Game theory, and why nasty people are in charge

  • Game theory offers insight into different moral philosophies, the simplest being hawks versus doves. It predicts that societies finish up with a majority of doves because most people are nice, cooperative and pacific. But the hawks will dominate even though they are in the minority, precisely because they are hawks; and the doves don’t want to fight back.

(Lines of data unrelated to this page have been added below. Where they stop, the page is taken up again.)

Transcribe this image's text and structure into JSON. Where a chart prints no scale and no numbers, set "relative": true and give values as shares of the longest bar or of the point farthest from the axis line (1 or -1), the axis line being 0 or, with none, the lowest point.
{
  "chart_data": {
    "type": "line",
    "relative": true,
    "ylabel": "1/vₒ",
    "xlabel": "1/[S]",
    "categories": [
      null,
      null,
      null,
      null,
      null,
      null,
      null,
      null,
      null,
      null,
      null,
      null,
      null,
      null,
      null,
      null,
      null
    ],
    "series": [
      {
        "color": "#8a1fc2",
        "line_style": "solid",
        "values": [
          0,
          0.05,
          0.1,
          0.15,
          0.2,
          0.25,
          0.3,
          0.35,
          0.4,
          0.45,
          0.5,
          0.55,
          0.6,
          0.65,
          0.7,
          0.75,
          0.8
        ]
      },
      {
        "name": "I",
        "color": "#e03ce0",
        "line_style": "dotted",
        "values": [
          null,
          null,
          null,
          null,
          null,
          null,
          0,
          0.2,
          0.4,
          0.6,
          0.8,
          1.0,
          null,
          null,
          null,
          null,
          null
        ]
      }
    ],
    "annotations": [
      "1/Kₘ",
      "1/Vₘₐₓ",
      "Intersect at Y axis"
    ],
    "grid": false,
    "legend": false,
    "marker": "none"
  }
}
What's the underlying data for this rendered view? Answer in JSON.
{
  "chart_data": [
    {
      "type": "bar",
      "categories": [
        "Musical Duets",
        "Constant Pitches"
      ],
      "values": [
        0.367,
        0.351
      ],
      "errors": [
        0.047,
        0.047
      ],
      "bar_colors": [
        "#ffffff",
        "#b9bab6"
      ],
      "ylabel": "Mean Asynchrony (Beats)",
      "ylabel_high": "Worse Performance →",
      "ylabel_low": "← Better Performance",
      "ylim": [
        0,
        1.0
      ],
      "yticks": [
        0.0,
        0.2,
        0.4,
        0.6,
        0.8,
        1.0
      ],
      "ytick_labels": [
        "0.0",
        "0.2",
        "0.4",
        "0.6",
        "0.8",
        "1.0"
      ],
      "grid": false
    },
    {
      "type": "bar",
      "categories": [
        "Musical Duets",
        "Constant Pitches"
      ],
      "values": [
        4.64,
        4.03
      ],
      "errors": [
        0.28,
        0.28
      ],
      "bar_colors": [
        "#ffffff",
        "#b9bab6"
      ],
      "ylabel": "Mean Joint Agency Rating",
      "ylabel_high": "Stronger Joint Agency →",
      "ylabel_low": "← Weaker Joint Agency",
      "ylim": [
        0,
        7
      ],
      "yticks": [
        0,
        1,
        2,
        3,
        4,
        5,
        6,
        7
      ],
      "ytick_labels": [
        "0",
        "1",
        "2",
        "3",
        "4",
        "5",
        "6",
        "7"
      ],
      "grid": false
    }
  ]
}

  • In any society the nice majority is bound to be ruled by people who simply want to rule. Nice people usually find themselves dominated by nasty people.
  • How can we create a democracy in which doves create societies dominated by doves when doves have no taste for domination? That is the central paradox and dilemma of humankind. I will address it in the last chapter.
  • Meanwhile, in lieu of true democracy, the powers-that-be are convinced that it is their right and destiny to rule, and the intellectual elite whom they employ are convinced that they alone know how to do things.
  • In truth the leaders are liable to be gangsters, while their compliant intellectuals to a significant extant emerge as idiots savants.
  • The real genius, moral and practical, lies with humanity at large. The future lies with what the great Enlightenment moralist, Adam Smith, called ‘human sympathy’; and it lies, as philosophers from John Ruskin to Ivan Illich have argued this past few hundred years, with craft; the skills that have evolved among humanity at large. Since food is the thing we absolutely have to get right, the most important crafts are those of farming and cooking.
  • I have met many people in high places who definitely are not gangsters but who ardently disagree with my general thesis that the world needs re-thinking from first principles. They say the status quo doesn’t need re-thinking. It just needs to be given a chance.

I take this class of criticism seriously, and do this in later chapters. First I want to present my own thesis: that the task is to make a world that is good for everyone forever; that to do this we need to think again from first principles; and that we must focus, above all, on the food supply chain – which means on farming and cooking.